– “Por eso nunca se encontraron balas” -recordé las palabras de Florián. El cuerpo de Kolvenik absorbió todos los impactos…
La anciana dama asintió.
– Los cuerpos de los policías fueron encontrados despedazados -dijo. Nadie se explicaba lo que había sucedido. Excepto Shelley, Luis y yo. Mijail había regresado. En los días siguientes, todos los miembros del antiguo comité de dirección de la Velo Granell que le habían traicionado encontraron la muerte en circunstancias poco claras. Sospechábamos que Mijail se ocultaba en las alcantarillas y utilizaba sus túneles para desplazarse por la ciudad. No era un mundo desconocido para él. Sólo quedaba un interrogante. ¿Por qué motivo había acudido a la fábrica?

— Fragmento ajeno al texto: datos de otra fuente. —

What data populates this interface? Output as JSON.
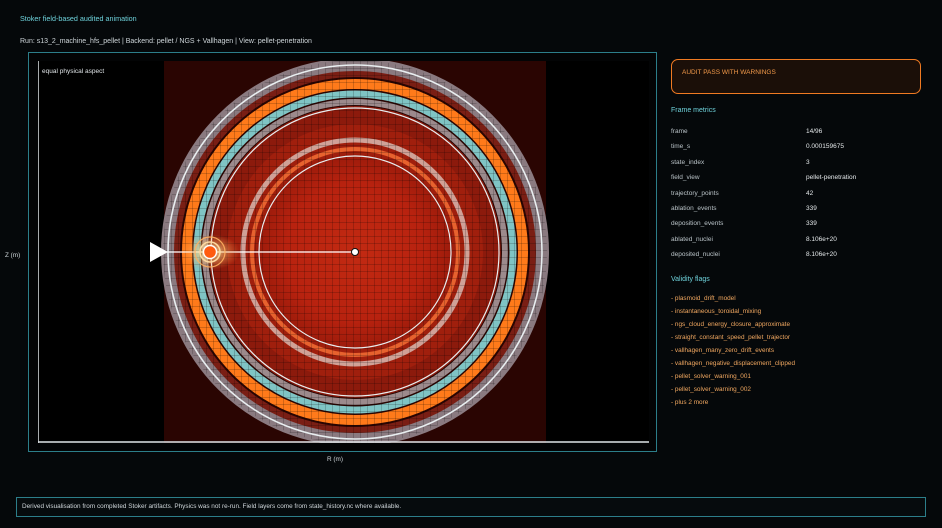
{
  "app": {
    "title": "Stoker field-based audited animation",
    "run_line": "Run: s13_2_machine_hfs_pellet | Backend: pellet / NGS + Vallhagen | View: pellet-penetration"
  },
  "plot": {
    "aspect_label": "equal physical aspect",
    "xlabel": "R (m)",
    "ylabel": "Z (m)",
    "colors": {
      "background": "#000000",
      "field_box": "#2a0502",
      "core": "#c62a12",
      "orange_band": "#ff7a1a",
      "teal_band": "#7fc4c4",
      "pellet": "#ff5a10",
      "trajectory": "#ffffff"
    },
    "pellet_progress": 0.46
  },
  "audit": {
    "status": "AUDIT PASS WITH WARNINGS",
    "accent": "#f07a22"
  },
  "metrics": {
    "title": "Frame metrics",
    "rows": [
      {
        "key": "frame",
        "value": "14/96"
      },
      {
        "key": "time_s",
        "value": "0.000159675"
      },
      {
        "key": "state_index",
        "value": "3"
      },
      {
        "key": "field_view",
        "value": "pellet-penetration"
      },
      {
        "key": "trajectory_points",
        "value": "42"
      },
      {
        "key": "ablation_events",
        "value": "339"
      },
      {
        "key": "deposition_events",
        "value": "339"
      },
      {
        "key": "ablated_nuclei",
        "value": "8.106e+20"
      },
      {
        "key": "deposited_nuclei",
        "value": "8.106e+20"
      }
    ]
  },
  "flags": {
    "title": "Validity flags",
    "items": [
      "- plasmoid_drift_model",
      "- instantaneous_toroidal_mixing",
      "- ngs_cloud_energy_closure_approximate",
      "- straight_constant_speed_pellet_trajector",
      "- vallhagen_many_zero_drift_events",
      "- vallhagen_negative_displacement_clipped",
      "- pellet_solver_warning_001",
      "- pellet_solver_warning_002",
      "- plus 2 more"
    ]
  },
  "footer": {
    "text": "Derived visualisation from completed Stoker artifacts. Physics was not re-run. Field layers come from state_history.nc where available."
  }
}
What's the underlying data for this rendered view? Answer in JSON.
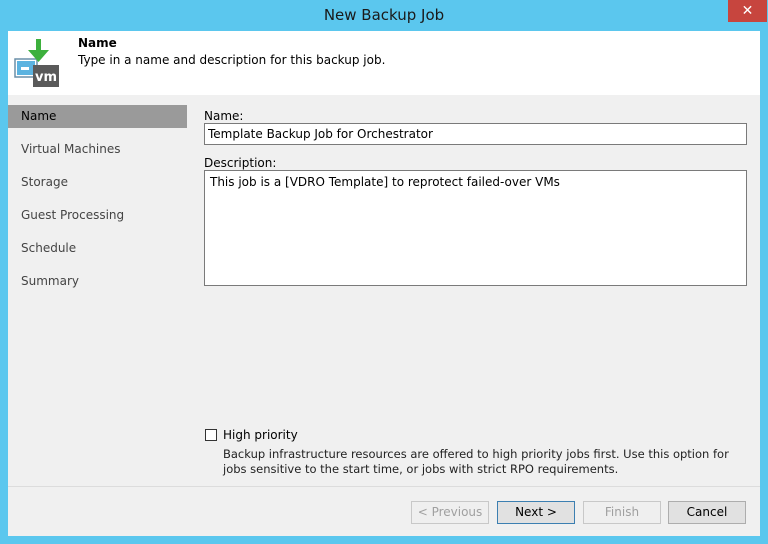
{
  "window": {
    "title": "New Backup Job",
    "close_glyph": "✕"
  },
  "header": {
    "title": "Name",
    "subtitle": "Type in a name and description for this backup job.",
    "icon": "vm-backup-icon",
    "icon_text": "vm"
  },
  "nav": {
    "items": [
      {
        "label": "Name",
        "active": true
      },
      {
        "label": "Virtual Machines"
      },
      {
        "label": "Storage"
      },
      {
        "label": "Guest Processing"
      },
      {
        "label": "Schedule"
      },
      {
        "label": "Summary"
      }
    ]
  },
  "form": {
    "name_label": "Name:",
    "name_value": "Template Backup Job for Orchestrator",
    "description_label": "Description:",
    "description_value": "This job is a [VDRO Template] to reprotect failed-over VMs",
    "high_priority_label": "High priority",
    "high_priority_checked": false,
    "high_priority_desc": "Backup infrastructure resources are offered to high priority jobs first. Use this option for jobs sensitive to the start time, or jobs with strict RPO requirements."
  },
  "buttons": {
    "previous": "< Previous",
    "next": "Next >",
    "finish": "Finish",
    "cancel": "Cancel"
  },
  "colors": {
    "frame": "#5bc7ee",
    "close": "#c7453e",
    "nav_active": "#9a9a9a",
    "arrow": "#3db03d",
    "vm_box": "#5a5a5a"
  }
}
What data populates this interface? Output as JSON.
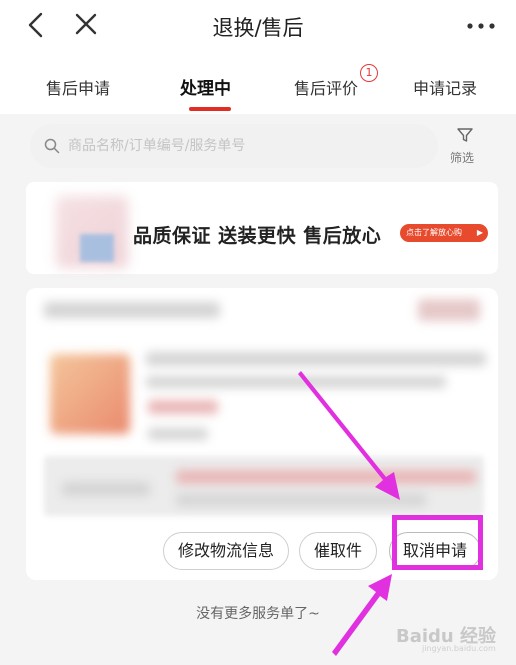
{
  "header": {
    "title": "退换/售后",
    "back_icon": "chevron-left-icon",
    "close_icon": "close-icon",
    "more_icon": "more-dots-icon"
  },
  "tabs": [
    {
      "label": "售后申请",
      "active": false
    },
    {
      "label": "处理中",
      "active": true
    },
    {
      "label": "售后评价",
      "active": false,
      "badge": "1"
    },
    {
      "label": "申请记录",
      "active": false
    }
  ],
  "search": {
    "placeholder": "商品名称/订单编号/服务单号",
    "filter_label": "筛选"
  },
  "banner": {
    "slogan": "品质保证  送装更快  售后放心",
    "button_label": "点击了解放心购",
    "button_arrow": "▶"
  },
  "card": {
    "actions": [
      "修改物流信息",
      "催取件",
      "取消申请"
    ]
  },
  "footer": {
    "end_text": "没有更多服务单了~"
  },
  "watermark": {
    "text": "Baidu 经验",
    "sub": "jingyan.baidu.com"
  },
  "colors": {
    "accent": "#e02e24",
    "annotation": "#e030e0"
  }
}
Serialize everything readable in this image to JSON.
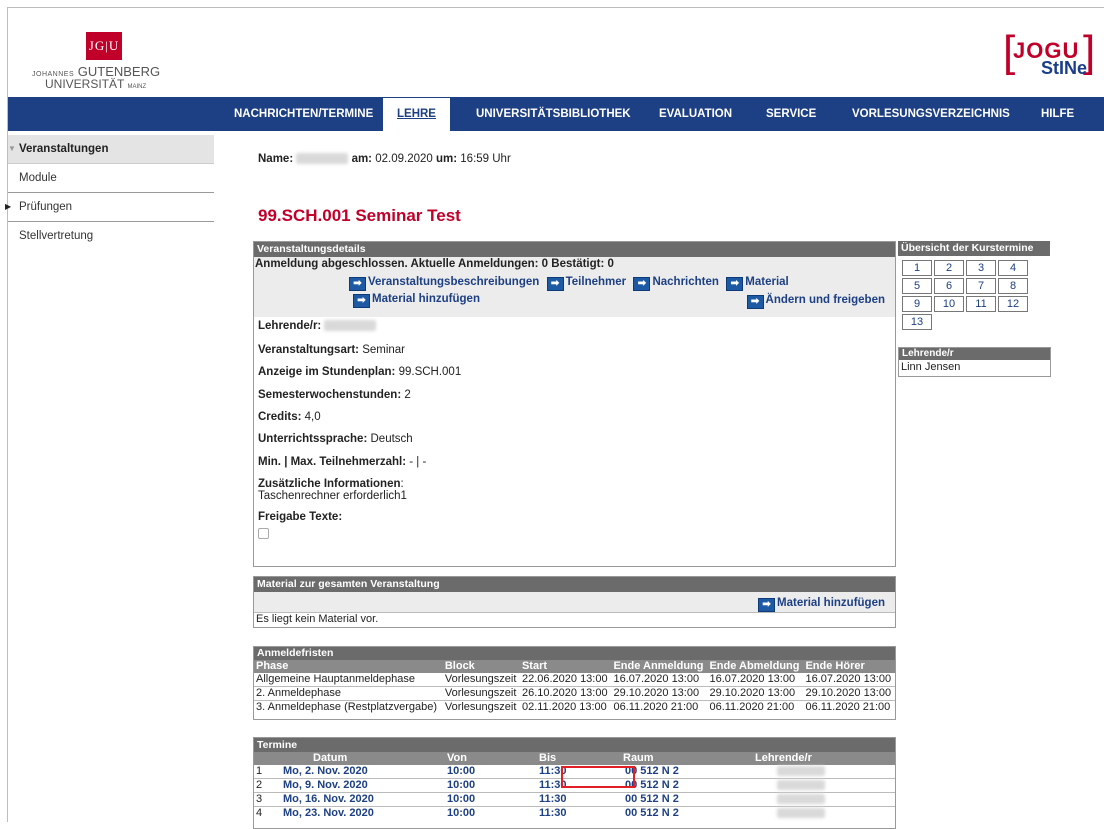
{
  "header": {
    "logo_box": "JG|U",
    "logo_line1_small": "JOHANNES",
    "logo_line1": "GUTENBERG",
    "logo_line2": "UNIVERSITÄT",
    "logo_line2_small": "MAINZ",
    "brand_top": "JOGU",
    "brand_bottom": "StINe"
  },
  "nav": {
    "items": [
      "NACHRICHTEN/TERMINE",
      "LEHRE",
      "UNIVERSITÄTSBIBLIOTHEK",
      "EVALUATION",
      "SERVICE",
      "VORLESUNGSVERZEICHNIS",
      "HILFE"
    ],
    "active": "LEHRE"
  },
  "sidebar": {
    "items": [
      "Veranstaltungen",
      "Module",
      "Prüfungen",
      "Stellvertretung"
    ]
  },
  "meta": {
    "name_label": "Name:",
    "am_label": "am:",
    "date": "02.09.2020",
    "um_label": "um:",
    "time": "16:59 Uhr"
  },
  "title": "99.SCH.001 Seminar Test",
  "details": {
    "head": "Veranstaltungsdetails",
    "status": "Anmeldung abgeschlossen.  Aktuelle Anmeldungen: 0  Bestätigt: 0",
    "buttons": [
      "Veranstaltungsbeschreibungen",
      "Teilnehmer",
      "Nachrichten",
      "Material",
      "Material hinzufügen",
      "Ändern und freigeben"
    ],
    "lehrende_label": "Lehrende/r:",
    "art_label": "Veranstaltungsart:",
    "art_value": "Seminar",
    "anzeige_label": "Anzeige im Stundenplan:",
    "anzeige_value": "99.SCH.001",
    "sws_label": "Semesterwochenstunden:",
    "sws_value": "2",
    "credits_label": "Credits:",
    "credits_value": "4,0",
    "sprache_label": "Unterrichtssprache:",
    "sprache_value": "Deutsch",
    "teiln_label": "Min. | Max. Teilnehmerzahl:",
    "teiln_value": "- | -",
    "zusatz_label": "Zusätzliche Informationen",
    "zusatz_colon": ":",
    "zusatz_value": "Taschenrechner erforderlich1",
    "freigabe_label": "Freigabe Texte:"
  },
  "kurstermine": {
    "head": "Übersicht der Kurstermine",
    "numbers": [
      "1",
      "2",
      "3",
      "4",
      "5",
      "6",
      "7",
      "8",
      "9",
      "10",
      "11",
      "12",
      "13"
    ]
  },
  "lehrende_box": {
    "head": "Lehrende/r",
    "name": "Linn Jensen"
  },
  "material": {
    "head": "Material zur gesamten Veranstaltung",
    "button": "Material hinzufügen",
    "empty": "Es liegt kein Material vor."
  },
  "fristen": {
    "head": "Anmeldefristen",
    "columns": [
      "Phase",
      "Block",
      "Start",
      "Ende Anmeldung",
      "Ende Abmeldung",
      "Ende Hörer"
    ],
    "rows": [
      [
        "Allgemeine Hauptanmeldephase",
        "Vorlesungszeit",
        "22.06.2020 13:00",
        "16.07.2020 13:00",
        "16.07.2020 13:00",
        "16.07.2020 13:00"
      ],
      [
        "2. Anmeldephase",
        "Vorlesungszeit",
        "26.10.2020 13:00",
        "29.10.2020 13:00",
        "29.10.2020 13:00",
        "29.10.2020 13:00"
      ],
      [
        "3. Anmeldephase (Restplatzvergabe)",
        "Vorlesungszeit",
        "02.11.2020 13:00",
        "06.11.2020 21:00",
        "06.11.2020 21:00",
        "06.11.2020 21:00"
      ]
    ]
  },
  "termine": {
    "head": "Termine",
    "columns": [
      "",
      "Datum",
      "Von",
      "Bis",
      "Raum",
      "Lehrende/r"
    ],
    "rows": [
      [
        "1",
        "Mo, 2. Nov. 2020",
        "10:00",
        "11:30",
        "00 512 N 2"
      ],
      [
        "2",
        "Mo, 9. Nov. 2020",
        "10:00",
        "11:30",
        "00 512 N 2"
      ],
      [
        "3",
        "Mo, 16. Nov. 2020",
        "10:00",
        "11:30",
        "00 512 N 2"
      ],
      [
        "4",
        "Mo, 23. Nov. 2020",
        "10:00",
        "11:30",
        "00 512 N 2"
      ]
    ]
  },
  "colors": {
    "nav_bg": "#1d3f83",
    "title_red": "#c1002a",
    "box_head": "#6b6b6b",
    "highlight": "#e21f26"
  }
}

“Una vez más, sus cuadernos de trabajo nos dieron la respuesta: el suero. Necesitaba inyectarse el suero para mantenerse vivo. Las reservas del torreón habían sido destruidas y las que conservaba en el invernadero sin duda se le habían agotado.
El doctor Shelley sobornó a un oficial de la policía para poder entrar en la fábrica. Allí encontramos un armario con los dos últimos frascos de suero. Shelley guardó uno en secreto.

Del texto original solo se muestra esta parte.